Immunoprecipitation of the CD95 with FADD, FADD DED, FADD DD, DN-FADD FADD/DN-, LZ-, IZ-FADD was performed using 900 μl cell lysate incubated with 10 μl Protein A-Magnetic Beads (New England Biolabs) and nutated for 2 h at 4°C. The beads were washed four times with 1 ml lysis buffer for 10 min and the beads were eluted with 40 μl 0.1 M glycine buffer pH 2.8. The IP fractions were neutralized with 4 μl 1 M Tris pH 8.0, followed by addition of 20 μl SDS-sample dye and boiling at 95°C for 2 min. Typically, 15 μl of an IP fraction was used for western blotting. Alternatively, the beads were resuspended directly in 30 μl of SDS-sample dye and boiled for 2 min at 95°C. 12% SDS-Tris-tricine gels were run at 120 V for 90 min, which leave the phosphorylated and unphosphorylated forms of FADD unresolved in the gel. Figure 4a suggests that the presence of the unstructured tail of FADD, which includes residues 192–208 and the phosphorylation site, are dispensable for the interaction with FADD and procaspase-8.

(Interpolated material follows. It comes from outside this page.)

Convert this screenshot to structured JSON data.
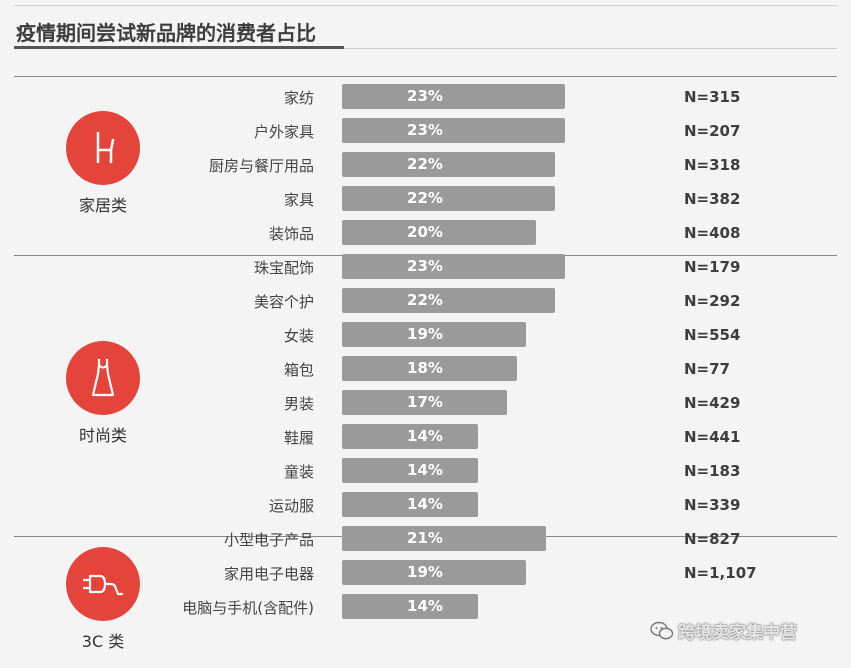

To determine the DN-FADD transgene and endogenous FADD expression levels in mouse thymocytes, C57BL/6J or DN-FADD (Tg(Lck-FADD)1Hed) thymocytes were lysed in150 mM NaCl, 50 mM NaF, 10 mM b-glycerophosphate, 20 mM HEPES pH 7.4, 1% Triton X-100, 1 mM PMSF, 1 mg/ml Aprotinin, 1 mg/ml Leupeptin and 1 mM NaVO4. Protein lysates were quantified using Bradford assays (BioRad, Hercules, CA, USA), resolved by SDS–PAGE and transferred onto polyvinylidene difluoride membranes (PVDF; Millipore, Bedford, MA, USA). The blot was probed with anti-FADD antibody (Upstate Biotechnology).